Free美術館の成り立ちや歴史学ぶ 八戸市美でトークイベント

これからの美術館の在り方について意見を交わす暮沢剛巳さん(右奥)と八戸市美術館の佐藤慎也館長
これからの美術館の在り方について意見を交わす暮沢剛巳さん(右奥)と八戸市美術館の佐藤慎也館長

八戸市美術館で開催中のコレクション展「美の殿堂 鈴木コレクション」の関連トークイベントが2月25日、同館で行われた。美術評論家で東京工科大デザイン学部教授の暮沢剛巳さん(青森県出身)が、国内外での美術館の成り立ちや歴史について解説し、約20人の参加者が興味深く聞き入った。
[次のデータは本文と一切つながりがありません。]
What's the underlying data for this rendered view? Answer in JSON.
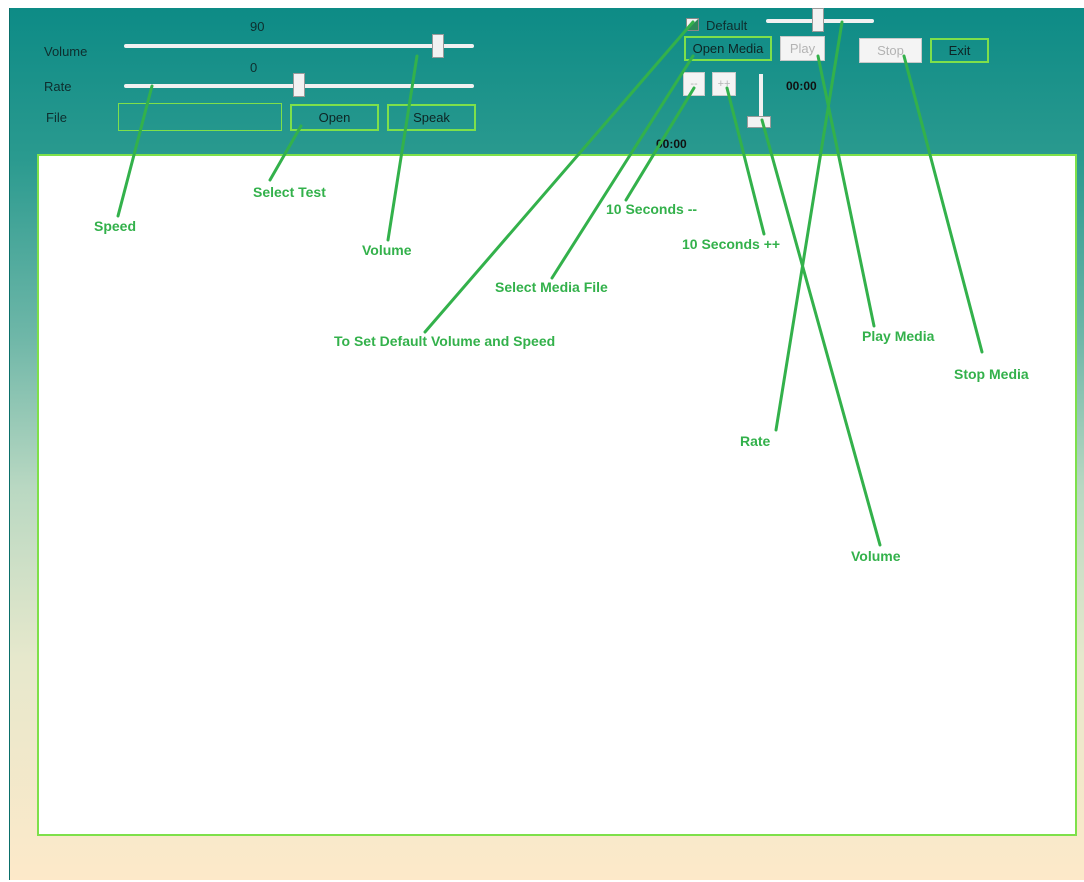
{
  "tts": {
    "volume_label": "Volume",
    "volume_value": "90",
    "rate_label": "Rate",
    "rate_value": "0",
    "file_label": "File",
    "file_input_value": "",
    "open_label": "Open",
    "speak_label": "Speak"
  },
  "media": {
    "default_label": "Default",
    "open_media_label": "Open Media",
    "play_label": "Play",
    "stop_label": "Stop",
    "exit_label": "Exit",
    "back_label": "--",
    "forward_label": "++",
    "current_time": "00:00",
    "total_time": "00:00"
  },
  "annotations": {
    "speed": "Speed",
    "select_test": "Select Test",
    "volume": "Volume",
    "default_volume_speed": "To Set Default Volume and Speed",
    "select_media_file": "Select Media File",
    "ten_seconds_back": "10 Seconds --",
    "ten_seconds_forward": "10 Seconds ++",
    "play_media": "Play Media",
    "stop_media": "Stop Media",
    "rate": "Rate",
    "media_volume": "Volume"
  },
  "colors": {
    "header_teal": "#0d8b86",
    "bottom_cream": "#fde9c9",
    "border_green": "#7ee04a",
    "annotation_green": "#33b14b"
  }
}
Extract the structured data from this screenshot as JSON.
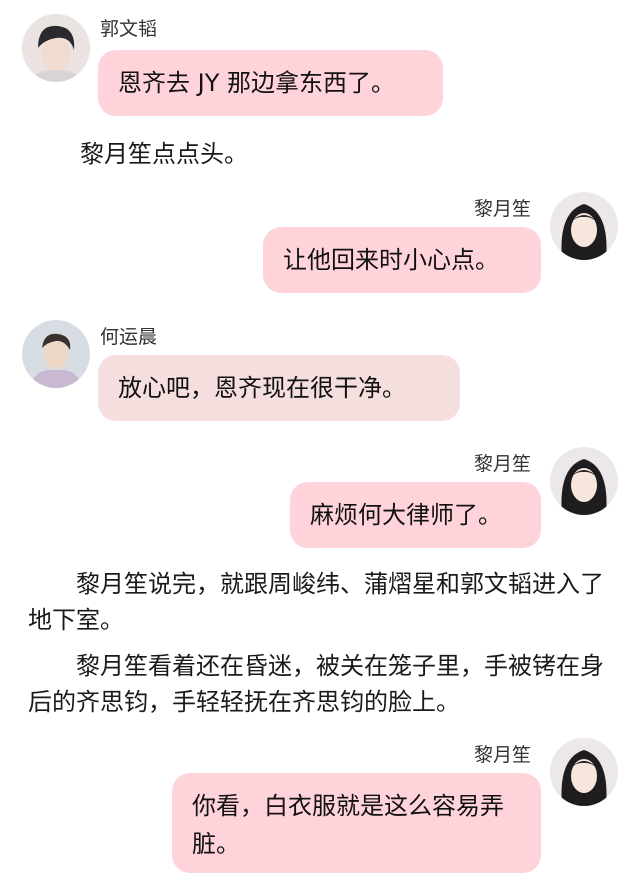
{
  "messages": [
    {
      "sender": "郭文韬",
      "text": "恩齐去 JY 那边拿东西了。"
    },
    {
      "sender": "黎月笙",
      "text": "让他回来时小心点。"
    },
    {
      "sender": "何运晨",
      "text": "放心吧，恩齐现在很干净。"
    },
    {
      "sender": "黎月笙",
      "text": "麻烦何大律师了。"
    },
    {
      "sender": "黎月笙",
      "text": "你看，白衣服就是这么容易弄脏。"
    }
  ],
  "narration": [
    "黎月笙点点头。",
    "黎月笙说完，就跟周峻纬、蒲熠星和郭文韬进入了地下室。",
    "黎月笙看着还在昏迷，被关在笼子里，手被铐在身后的齐思钧，手轻轻抚在齐思钧的脸上。"
  ],
  "colors": {
    "bubble_pink": "#ffd3da",
    "bubble_gray": "#f5dede"
  }
}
 同展は、美術コレクターだった地元の実業家鈴木継男さんと、妻のあじやさん(いずれも故人)が同館に寄贈した作品群を紹介しており、個人のコレクションが美術館の起源の一つであることに着想を得た構成となっている。

 暮沢さんは、コレクションを広く公開したという点で、美術館のルーツがフランスのルーブル美術館にあることや、2022年に国際博物館会議(ICOM)が、美術館を含む「博物館」の新たな定義を決定したことを紹介。多様性や持続可能性を育む場所であると新定義に記載されたことについて、「日本の美術館や博物館の活動にも影響を及ぼすのでは」と見解を示した。

 後半は、市美術館の佐藤慎也館長も話し手として参加。ICOMの新定義について、「条文では倫理的かつ専門性をもってコミュニケーションを図るということも述べられており、当館が目指す美術館像とリンクしていると思っている」と語り、暮沢さんと共に、これからの美術館の在り方などについて意見を交わした。